Police suggested a years-long land dispute between Ou and the neighbors was the motive for the slayings. But media reporting and a search of Ou’s past social media posts offered a slightly different narrative, one in which the 55-year-old fisherman lived in a run-down shack after he apparently failed to get help from local authorities in resolving the conflict.
Ou’s situation drew widespread sympathy, with many seeing him as having suffered from local government neglect until he was seemingly pushed over the edge. Others used his case to criticize the treatment of underprivileged Chinese, particularly in rural areas, by authorities and a lack of transparency in the country.
The Washington Post could not identify an attorney for Ou.
About 40 percent of China’s 1.4 billion people still live in the countryside, where owning a multigenerational family home is a widespread aspiration. But rural residents face many challenges and reports of houses being forcefully demolished to make way for private developments or government-sponsored projects are not unusual.

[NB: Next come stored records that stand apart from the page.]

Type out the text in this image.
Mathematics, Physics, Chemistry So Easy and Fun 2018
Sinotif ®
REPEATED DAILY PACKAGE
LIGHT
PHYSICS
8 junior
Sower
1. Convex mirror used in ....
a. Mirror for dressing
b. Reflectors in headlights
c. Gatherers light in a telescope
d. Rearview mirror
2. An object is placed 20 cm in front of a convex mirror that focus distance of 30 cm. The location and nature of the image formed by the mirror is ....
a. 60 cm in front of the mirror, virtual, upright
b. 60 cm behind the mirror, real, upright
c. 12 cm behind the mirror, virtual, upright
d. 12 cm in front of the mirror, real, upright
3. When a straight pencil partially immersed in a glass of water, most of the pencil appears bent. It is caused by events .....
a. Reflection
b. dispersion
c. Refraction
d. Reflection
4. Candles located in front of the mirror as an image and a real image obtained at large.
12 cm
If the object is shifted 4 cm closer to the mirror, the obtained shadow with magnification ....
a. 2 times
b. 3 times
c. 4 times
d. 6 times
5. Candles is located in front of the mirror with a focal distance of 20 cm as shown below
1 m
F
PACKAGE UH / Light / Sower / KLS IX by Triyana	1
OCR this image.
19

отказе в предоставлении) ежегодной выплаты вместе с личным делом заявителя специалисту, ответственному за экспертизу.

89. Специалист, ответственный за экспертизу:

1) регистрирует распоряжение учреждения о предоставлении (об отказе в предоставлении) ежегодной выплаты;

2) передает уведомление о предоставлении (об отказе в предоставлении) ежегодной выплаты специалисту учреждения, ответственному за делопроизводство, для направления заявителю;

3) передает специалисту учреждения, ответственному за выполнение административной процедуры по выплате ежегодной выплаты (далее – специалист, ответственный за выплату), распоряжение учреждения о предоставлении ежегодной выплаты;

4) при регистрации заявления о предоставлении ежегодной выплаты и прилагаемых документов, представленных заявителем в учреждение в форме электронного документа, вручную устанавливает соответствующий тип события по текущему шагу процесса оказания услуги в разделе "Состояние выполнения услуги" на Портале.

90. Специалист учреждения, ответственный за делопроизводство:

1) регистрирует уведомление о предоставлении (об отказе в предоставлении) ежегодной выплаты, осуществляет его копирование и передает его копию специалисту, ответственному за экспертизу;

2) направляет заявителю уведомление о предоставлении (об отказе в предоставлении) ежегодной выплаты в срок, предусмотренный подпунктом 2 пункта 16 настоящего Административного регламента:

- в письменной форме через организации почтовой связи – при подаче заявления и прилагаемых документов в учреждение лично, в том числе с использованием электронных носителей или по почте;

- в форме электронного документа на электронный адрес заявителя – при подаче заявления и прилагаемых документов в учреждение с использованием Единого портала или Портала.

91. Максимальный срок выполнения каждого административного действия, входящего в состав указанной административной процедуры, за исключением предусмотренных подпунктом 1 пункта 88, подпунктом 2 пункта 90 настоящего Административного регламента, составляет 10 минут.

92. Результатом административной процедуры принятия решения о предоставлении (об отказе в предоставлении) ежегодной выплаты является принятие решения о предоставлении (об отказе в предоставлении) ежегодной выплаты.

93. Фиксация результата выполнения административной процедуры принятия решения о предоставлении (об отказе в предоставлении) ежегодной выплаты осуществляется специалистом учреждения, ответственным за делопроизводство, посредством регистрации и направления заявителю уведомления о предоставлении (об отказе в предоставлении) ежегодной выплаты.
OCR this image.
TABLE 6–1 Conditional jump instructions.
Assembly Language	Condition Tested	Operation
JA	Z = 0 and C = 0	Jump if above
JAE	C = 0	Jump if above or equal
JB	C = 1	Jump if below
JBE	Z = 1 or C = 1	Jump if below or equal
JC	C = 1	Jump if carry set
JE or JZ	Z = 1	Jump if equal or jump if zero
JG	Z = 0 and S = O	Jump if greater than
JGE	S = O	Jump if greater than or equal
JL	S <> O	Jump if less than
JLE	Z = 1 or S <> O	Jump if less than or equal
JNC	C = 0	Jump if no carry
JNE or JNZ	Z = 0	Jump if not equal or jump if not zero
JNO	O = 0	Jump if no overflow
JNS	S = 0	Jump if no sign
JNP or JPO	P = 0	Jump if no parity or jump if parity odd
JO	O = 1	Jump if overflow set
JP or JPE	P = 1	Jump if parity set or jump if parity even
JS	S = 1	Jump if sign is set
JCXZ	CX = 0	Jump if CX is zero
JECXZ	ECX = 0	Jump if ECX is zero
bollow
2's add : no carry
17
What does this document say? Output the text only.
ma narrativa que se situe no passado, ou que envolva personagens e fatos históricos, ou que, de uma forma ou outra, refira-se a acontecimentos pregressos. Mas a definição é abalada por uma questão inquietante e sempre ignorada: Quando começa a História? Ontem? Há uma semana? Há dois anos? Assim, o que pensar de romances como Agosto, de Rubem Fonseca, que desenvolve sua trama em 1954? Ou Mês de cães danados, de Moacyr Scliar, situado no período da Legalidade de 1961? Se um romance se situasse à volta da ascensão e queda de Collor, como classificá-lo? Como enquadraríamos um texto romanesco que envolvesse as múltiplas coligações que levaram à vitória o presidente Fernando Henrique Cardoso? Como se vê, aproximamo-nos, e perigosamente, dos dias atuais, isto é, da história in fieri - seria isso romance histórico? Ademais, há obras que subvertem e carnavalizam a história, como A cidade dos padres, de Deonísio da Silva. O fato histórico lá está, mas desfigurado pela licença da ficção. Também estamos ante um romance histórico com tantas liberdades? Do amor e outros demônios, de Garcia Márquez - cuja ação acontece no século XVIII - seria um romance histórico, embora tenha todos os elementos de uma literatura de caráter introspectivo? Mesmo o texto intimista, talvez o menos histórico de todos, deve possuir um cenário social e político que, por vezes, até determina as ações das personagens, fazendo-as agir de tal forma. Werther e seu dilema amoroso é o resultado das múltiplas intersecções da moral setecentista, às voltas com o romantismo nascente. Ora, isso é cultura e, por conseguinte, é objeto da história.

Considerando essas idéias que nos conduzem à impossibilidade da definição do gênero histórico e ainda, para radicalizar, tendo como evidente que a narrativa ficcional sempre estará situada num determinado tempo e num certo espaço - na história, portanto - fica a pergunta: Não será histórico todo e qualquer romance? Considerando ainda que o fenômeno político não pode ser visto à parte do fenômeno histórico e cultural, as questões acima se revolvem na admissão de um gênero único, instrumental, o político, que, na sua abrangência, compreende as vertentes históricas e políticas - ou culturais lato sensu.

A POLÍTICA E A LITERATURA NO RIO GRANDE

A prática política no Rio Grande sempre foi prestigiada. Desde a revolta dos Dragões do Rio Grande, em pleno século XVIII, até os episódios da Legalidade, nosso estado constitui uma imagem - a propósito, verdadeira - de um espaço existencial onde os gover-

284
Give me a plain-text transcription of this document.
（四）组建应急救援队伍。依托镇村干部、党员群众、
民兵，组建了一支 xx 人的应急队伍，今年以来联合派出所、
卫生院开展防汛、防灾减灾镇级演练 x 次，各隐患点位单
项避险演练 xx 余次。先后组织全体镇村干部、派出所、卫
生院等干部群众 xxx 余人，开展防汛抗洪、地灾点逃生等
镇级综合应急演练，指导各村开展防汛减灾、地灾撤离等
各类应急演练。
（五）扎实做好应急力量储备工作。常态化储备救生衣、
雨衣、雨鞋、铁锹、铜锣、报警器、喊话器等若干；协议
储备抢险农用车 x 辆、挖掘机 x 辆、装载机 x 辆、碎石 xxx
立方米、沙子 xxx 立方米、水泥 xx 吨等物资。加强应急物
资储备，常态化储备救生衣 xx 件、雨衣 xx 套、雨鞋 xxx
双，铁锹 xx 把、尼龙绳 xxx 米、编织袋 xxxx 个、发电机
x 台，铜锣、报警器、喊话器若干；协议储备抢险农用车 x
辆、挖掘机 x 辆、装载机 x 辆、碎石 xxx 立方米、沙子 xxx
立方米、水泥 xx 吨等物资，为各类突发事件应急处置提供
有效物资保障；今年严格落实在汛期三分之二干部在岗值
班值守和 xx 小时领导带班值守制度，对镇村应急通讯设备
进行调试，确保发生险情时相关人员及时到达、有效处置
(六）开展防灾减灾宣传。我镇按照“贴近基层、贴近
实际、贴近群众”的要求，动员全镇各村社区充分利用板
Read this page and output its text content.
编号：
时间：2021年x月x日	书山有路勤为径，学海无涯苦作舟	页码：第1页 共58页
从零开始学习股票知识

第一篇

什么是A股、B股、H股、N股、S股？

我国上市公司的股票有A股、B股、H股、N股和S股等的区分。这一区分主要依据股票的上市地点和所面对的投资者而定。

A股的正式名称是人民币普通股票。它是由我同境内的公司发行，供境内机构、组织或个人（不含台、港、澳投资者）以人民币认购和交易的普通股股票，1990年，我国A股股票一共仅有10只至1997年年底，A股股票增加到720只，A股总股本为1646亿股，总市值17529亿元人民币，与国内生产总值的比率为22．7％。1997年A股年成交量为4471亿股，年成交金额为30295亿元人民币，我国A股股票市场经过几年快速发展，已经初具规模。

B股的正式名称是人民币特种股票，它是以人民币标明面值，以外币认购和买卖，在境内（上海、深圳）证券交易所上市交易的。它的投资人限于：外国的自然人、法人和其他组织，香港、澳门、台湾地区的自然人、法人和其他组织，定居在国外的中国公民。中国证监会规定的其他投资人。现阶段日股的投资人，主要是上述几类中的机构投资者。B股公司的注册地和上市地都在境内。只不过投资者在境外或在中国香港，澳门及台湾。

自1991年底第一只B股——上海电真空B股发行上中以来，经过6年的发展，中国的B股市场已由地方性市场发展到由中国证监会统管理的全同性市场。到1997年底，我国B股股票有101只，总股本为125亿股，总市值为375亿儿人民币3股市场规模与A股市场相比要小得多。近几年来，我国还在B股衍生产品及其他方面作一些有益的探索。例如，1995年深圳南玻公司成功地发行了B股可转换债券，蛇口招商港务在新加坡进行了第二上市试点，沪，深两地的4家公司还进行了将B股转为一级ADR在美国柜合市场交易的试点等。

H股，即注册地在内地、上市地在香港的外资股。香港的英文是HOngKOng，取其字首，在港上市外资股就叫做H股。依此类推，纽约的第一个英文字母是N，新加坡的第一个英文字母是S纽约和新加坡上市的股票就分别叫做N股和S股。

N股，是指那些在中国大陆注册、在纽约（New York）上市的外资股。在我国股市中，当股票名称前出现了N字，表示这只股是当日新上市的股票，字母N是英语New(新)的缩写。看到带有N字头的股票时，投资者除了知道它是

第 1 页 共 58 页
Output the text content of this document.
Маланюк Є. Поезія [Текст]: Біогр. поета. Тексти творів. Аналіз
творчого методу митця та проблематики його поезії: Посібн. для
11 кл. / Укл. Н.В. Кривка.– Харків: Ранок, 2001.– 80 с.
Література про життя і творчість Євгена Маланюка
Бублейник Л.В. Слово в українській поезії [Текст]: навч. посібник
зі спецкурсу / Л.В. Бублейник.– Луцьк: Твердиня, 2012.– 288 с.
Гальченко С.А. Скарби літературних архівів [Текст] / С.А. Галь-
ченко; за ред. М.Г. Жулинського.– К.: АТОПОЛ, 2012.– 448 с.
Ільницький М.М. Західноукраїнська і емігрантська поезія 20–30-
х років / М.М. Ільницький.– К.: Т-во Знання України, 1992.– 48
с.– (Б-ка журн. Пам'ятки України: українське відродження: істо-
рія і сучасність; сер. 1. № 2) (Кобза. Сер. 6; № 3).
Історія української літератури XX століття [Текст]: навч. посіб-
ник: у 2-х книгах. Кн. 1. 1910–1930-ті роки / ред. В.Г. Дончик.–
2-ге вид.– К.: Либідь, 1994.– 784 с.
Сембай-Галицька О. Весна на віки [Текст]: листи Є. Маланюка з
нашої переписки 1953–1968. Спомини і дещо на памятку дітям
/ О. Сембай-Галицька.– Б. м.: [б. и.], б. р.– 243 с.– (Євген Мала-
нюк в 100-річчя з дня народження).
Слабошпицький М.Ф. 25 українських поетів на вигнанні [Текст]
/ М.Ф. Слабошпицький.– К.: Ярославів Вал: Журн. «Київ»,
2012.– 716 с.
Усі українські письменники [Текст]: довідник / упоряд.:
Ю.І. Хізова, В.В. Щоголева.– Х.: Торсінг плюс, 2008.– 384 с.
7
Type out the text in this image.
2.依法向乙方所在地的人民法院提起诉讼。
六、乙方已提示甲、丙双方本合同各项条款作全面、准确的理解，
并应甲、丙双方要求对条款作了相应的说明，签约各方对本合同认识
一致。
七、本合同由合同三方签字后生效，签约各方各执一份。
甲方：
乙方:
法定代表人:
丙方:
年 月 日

The residents often receive scant compensation.
Even when given permission and resources to build a home, there is often much wrangling over the precise boundaries of land parcels, since many land transactions are not enshrined in written contracts.
Earlier this year, Ou wrote on Weibo, a microblogging service similar to Twitter, that he had pleaded with a local official for help breaking ground on a new home. He said that he had received permission to tear down a dilapidated structure in 2017, but a dispute with neighbors had stalled the project.
“Repeated requests for help from various government agencies produced nothing,” he reportedly wrote in a post, which has since been deleted from the platform. “Leaders definitely do not wish to see the lives of vulnerable villagers devastated.”
Ou’s account found resonance with many Chinese Internet users. “His entire life is an indictment of government corruption and legal injustice,” one Weibo user commented. “We cannot forgive or forget the tens of thousands of Ou Jinzhongs in the lower rungs of our society. Who’s to promise there won’t be a second Ou Jinzhong holding a knife? Who cared about them?”
“You thought we were Meng Wanzhou,” another user wrote, referring to the Huawei executive who was given a hero’s welcome when she returned to China after acknowledging that she had helped conceal company dealings in Iran. “But in reality we are Ou Jinzhong.”
Sympathy for Ou grew further after an Internet user said that the fisherman had saved him from drowning 30 years ago. The man, now in his 30s, said that he was “heartbroken and sad” when he heard Ou was wanted in connection to the slayings.
Chinese authorities moved to tamper down some of the support Ou received. “It’s understandable for people to sympathize with ‘the bullied,’ but that sympathy cannot become an endorsement for violence,” wrote Chinese state broadcaster CCTV in a commentary.
But debate over Ou’s case didn’t end with his death. Those distrustful of local authorities’s account of his death are calling for police to release video footage of the encounter.